The court rule with which we are concerned, GCR 1963, 711.3, reads as follows:
"Writs Superseded by Order of Superintending Control. The following writs are superseded and an order of superintending control shall be used in their place:
(1) Certiorari
(2) Mandamus, when directed to an inferior tribunal or officer thereof; and
(3) Prohibition."
Even a superficial reading of these two passages reveals the dichotomy which faces the Court. Certiorari is called the proper remedy in one breath; it is superseded in another.
Overriding this all, however, and the keystone to the resolution of the problem is Const 1963, art 6, § 5, which states:
"The Supreme Court shall by general rules establish, modify, amend and simplify the practice and procedure in all courts of this state."
A plain reading of the court rule quoted, supra, leads us to but one inexorable conclusion: the Supreme Court, by court rule, in implementing the constitutional provision, supra, has abolished the writ of certiorari. There is no qualification, there is no equivocation, and by fiat certiorari is abolished and an order of superintending control supersedes it.

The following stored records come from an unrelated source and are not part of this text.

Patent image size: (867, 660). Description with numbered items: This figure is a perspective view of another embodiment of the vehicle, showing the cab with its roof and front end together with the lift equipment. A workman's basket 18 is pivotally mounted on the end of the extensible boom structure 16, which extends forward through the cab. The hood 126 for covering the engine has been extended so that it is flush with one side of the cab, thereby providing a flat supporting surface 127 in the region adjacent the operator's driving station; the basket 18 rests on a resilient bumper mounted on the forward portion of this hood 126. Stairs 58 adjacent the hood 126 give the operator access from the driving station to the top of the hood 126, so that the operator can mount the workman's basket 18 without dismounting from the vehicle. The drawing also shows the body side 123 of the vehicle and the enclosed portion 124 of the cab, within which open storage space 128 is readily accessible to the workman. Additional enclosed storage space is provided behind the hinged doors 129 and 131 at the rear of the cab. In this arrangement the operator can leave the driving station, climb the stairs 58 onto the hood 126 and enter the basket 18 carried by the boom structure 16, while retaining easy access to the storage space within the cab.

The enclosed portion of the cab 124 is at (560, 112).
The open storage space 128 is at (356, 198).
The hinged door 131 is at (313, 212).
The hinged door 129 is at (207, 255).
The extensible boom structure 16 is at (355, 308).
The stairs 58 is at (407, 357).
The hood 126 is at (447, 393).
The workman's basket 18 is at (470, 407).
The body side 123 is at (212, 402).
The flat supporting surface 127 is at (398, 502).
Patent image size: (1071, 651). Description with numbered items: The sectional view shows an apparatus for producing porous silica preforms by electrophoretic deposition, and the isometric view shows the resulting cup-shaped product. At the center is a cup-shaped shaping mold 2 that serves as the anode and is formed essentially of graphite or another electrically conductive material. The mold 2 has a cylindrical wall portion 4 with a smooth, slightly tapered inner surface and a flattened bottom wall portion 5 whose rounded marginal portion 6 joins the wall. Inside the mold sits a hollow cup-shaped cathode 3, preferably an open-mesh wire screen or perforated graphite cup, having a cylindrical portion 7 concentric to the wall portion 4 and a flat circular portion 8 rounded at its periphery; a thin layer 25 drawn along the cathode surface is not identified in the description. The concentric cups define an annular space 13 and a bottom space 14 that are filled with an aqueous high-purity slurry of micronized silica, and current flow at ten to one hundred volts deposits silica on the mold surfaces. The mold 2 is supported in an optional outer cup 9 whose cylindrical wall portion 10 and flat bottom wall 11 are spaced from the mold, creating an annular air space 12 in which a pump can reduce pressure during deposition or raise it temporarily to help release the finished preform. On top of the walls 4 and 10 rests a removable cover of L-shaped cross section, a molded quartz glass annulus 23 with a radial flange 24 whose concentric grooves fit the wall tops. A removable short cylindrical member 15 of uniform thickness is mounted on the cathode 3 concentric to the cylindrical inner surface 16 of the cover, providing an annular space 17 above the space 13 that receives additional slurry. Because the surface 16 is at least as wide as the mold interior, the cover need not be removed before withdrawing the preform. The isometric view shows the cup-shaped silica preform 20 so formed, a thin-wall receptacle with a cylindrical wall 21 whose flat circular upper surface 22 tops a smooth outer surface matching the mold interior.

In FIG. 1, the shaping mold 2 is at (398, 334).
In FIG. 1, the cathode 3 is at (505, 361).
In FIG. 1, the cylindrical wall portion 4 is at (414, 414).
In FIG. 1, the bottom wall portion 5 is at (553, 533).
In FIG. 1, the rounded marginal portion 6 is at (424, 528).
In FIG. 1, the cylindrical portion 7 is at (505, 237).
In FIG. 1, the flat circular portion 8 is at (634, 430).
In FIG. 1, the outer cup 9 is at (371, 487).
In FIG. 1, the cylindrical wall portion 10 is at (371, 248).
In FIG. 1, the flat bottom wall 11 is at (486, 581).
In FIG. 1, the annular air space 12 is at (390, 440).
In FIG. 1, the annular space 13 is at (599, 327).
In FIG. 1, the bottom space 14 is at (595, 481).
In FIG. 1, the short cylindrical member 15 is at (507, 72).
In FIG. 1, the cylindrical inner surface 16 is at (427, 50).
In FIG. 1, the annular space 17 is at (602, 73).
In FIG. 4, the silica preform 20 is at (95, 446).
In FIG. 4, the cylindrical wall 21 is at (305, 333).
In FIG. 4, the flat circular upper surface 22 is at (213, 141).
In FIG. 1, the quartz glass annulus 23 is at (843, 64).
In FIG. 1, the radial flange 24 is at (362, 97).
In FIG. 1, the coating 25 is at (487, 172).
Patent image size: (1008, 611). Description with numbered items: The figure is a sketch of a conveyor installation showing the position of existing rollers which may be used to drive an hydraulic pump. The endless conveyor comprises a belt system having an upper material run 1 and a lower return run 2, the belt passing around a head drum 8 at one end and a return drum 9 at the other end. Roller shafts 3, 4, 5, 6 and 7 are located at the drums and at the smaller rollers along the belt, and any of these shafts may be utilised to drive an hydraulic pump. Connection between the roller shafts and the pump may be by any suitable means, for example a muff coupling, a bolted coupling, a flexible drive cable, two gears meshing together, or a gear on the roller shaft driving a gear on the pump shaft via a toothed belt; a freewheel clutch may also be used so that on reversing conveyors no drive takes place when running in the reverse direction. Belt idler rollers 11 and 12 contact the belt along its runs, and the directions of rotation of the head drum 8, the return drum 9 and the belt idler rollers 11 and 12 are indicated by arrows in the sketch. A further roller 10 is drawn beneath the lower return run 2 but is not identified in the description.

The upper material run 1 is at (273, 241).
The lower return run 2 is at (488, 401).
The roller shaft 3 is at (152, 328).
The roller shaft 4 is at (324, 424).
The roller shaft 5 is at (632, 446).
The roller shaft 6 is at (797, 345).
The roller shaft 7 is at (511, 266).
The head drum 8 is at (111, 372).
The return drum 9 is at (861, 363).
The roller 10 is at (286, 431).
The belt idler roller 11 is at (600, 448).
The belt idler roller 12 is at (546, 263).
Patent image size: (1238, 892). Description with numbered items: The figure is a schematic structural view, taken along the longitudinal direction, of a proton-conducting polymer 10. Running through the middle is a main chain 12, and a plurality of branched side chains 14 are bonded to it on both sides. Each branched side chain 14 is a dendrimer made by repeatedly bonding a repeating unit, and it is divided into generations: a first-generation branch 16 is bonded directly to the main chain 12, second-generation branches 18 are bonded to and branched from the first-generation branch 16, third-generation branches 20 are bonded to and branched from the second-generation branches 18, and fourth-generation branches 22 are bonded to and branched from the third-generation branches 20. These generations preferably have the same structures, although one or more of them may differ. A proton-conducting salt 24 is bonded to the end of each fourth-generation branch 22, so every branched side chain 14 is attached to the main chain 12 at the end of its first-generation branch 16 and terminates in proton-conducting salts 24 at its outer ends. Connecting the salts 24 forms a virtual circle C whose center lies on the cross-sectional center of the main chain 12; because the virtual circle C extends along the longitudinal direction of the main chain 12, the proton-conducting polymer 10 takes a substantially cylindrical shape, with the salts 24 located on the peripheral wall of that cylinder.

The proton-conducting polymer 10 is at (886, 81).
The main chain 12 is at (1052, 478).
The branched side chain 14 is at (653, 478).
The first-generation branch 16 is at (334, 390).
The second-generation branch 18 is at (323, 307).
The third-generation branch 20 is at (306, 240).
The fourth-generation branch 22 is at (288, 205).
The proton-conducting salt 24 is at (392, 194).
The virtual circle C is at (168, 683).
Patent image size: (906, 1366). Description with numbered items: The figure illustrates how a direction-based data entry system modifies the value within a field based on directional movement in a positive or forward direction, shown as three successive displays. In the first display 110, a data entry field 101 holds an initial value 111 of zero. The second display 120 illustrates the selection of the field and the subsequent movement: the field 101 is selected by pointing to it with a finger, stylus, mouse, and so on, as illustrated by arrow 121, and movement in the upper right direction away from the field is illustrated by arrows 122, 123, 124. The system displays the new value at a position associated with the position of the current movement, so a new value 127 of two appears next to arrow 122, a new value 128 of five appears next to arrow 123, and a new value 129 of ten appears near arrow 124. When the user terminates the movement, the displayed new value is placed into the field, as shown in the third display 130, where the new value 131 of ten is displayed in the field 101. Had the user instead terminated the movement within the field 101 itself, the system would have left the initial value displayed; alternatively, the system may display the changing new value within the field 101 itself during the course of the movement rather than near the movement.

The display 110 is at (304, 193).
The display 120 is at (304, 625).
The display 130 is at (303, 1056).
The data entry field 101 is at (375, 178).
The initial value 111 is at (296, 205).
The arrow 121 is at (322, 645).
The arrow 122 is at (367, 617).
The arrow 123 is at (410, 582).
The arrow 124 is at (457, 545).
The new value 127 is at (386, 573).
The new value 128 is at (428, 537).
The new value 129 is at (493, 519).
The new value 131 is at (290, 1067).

Regardless of the label placed on the commission in this action, be it "inferior tribunal" or whatever, the result here must be the same for the reason that certiorari has been superseded without reservation.
Further bolstering this interpretation is GCR 1963, 16, stating, "Rules of practice set forth in any statute, not in conflict with any of these rules, shall be deemed to be in effect until superseded by rules adopted by the Supreme Court."
The recent case of Perin v. Peuler (1964), 373 Mich. 531, reiterates the proposition that the Court is constitutionally empowered to establish its own rules of practice and procedure.
It appearing that plaintiffs proceeded in the manner which a plain reading of the statutes, court rules, and Constitution dictates, it was error to dismiss their complaint for superintending control. Accordingly, it is reinstated and the matter remanded to the circuit court for such amendments as may be necessary for them to perfect their complaint so that the matter may proceed.
No costs, a public question being involved.
FITZGERALD, P.J., and BURNS and J.H. GILLIS, JJ., concurred.